Василий что-то произнес непонятное и, не раздеваясь, повалился на диван. Галина громко выругалась матом и стала стягивать с него сапоги, а затем и брюки. Из кармана брюк что-то выпало и, сверкнув в лучах электрической лампы, покатилось под стол. Она нагнулась и ахнула – это был мужской перстень с большим зеленым камнем. Она подняла его и стала рассматривать. Перстень был довольно массивным и, судя по вензелям, украшавшим ювелирное изделие, был семейной реликвией какого-то дворянского рода.

«Откуда у Васьки этот перстень? Наверняка, украл», – сделала она вывод и, посмотрев еще раз на камень, который играл на свету, сунула его в карман своего халата.

В комнату без стука вошла мать Корнилова и, глянув на распластанное тело сына, перекрестилась.

– Как он? – спросила она Галину. – Не буянил?

– Как видите, маменька, пьяный в стельку. Где в этот раз взял деньги, если честно, не знаю. Не работает, в дом ни копейки, а на водку вот находит. Вы думаете, что я его должна содержать, бугая такого? Вот проспится, пусть собирает свои манатки и уходит к вам. Зачем мне такой мужик? От него, как от козла – ни молока, ни шерсти.

– Господь с тобой, Галина! Не дай пропасть мужику. Ты же знаешь, что мне восьмой десяток пошел, недолго мне осталось топтать эту землю. Прости его, Христом-Богом прошу…

Женщины вышли на кухню. Галина поставила на примус чайник и села за стол. Рядом с ней присела и мать Василия Корнилова. Старуха достала из кармана старой цветастой юбки обручальное кольцо и сунула ей в руку.

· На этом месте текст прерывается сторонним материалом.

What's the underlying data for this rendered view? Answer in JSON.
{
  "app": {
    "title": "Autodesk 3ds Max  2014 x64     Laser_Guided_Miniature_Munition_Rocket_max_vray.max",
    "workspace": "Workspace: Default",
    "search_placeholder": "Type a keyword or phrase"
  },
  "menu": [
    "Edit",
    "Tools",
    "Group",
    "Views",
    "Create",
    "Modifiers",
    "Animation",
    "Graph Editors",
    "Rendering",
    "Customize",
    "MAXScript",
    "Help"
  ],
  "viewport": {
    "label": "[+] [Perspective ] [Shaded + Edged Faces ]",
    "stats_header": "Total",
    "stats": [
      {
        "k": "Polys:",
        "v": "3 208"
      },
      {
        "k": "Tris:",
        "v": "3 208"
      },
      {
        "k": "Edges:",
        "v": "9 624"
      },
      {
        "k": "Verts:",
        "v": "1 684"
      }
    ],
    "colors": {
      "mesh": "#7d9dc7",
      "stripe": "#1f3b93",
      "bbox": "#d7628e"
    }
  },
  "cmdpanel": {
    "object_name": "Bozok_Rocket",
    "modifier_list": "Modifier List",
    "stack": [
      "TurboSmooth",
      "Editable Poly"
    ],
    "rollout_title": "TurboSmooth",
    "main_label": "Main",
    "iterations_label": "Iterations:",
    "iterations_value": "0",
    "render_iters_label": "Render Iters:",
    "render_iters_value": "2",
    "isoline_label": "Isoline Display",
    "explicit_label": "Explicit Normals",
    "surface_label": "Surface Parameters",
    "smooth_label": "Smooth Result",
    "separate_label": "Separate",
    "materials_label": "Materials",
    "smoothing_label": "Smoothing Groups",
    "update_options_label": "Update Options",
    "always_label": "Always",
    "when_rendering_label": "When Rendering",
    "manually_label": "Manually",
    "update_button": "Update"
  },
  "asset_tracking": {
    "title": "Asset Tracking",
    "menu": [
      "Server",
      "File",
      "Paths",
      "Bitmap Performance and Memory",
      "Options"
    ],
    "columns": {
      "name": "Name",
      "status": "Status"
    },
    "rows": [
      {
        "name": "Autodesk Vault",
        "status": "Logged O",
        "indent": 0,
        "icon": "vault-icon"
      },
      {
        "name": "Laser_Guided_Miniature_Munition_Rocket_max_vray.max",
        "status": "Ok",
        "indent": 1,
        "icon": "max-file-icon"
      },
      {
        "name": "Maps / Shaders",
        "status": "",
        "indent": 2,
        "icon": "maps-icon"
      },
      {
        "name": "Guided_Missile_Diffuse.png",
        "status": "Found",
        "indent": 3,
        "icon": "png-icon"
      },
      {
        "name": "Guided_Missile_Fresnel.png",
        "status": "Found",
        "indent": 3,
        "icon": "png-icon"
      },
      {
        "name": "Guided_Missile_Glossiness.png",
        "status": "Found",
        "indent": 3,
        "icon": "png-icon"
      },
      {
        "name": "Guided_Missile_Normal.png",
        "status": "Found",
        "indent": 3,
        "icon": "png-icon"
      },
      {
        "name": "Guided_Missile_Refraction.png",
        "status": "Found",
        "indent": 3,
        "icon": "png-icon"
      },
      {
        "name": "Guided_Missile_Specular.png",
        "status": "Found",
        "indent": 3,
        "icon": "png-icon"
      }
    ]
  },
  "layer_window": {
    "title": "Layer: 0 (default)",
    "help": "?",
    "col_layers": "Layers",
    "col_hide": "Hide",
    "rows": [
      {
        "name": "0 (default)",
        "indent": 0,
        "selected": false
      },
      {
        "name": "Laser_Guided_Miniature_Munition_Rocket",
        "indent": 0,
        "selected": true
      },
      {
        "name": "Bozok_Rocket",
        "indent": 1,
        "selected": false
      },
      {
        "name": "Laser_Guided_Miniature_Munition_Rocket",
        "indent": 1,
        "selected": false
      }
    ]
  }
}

– Это тебе от меня подарок – примирительно произнесла старушка. – Мне оно от мамы еще досталось…. Царство ей небесное.

– Что вы делаете, Варвара Борисовна! Ни к чему все это. Вы, что думаете, я с вашим Василием из-за золота буду жить? У вас денег не хватит на это…

Галина положила кольцо на стол и посмотрела на старушку.

– Возьми, возьми, Галина! Васька, если найдет – пропьет, а тебе пригодится, – произнесла она примирительным голосом.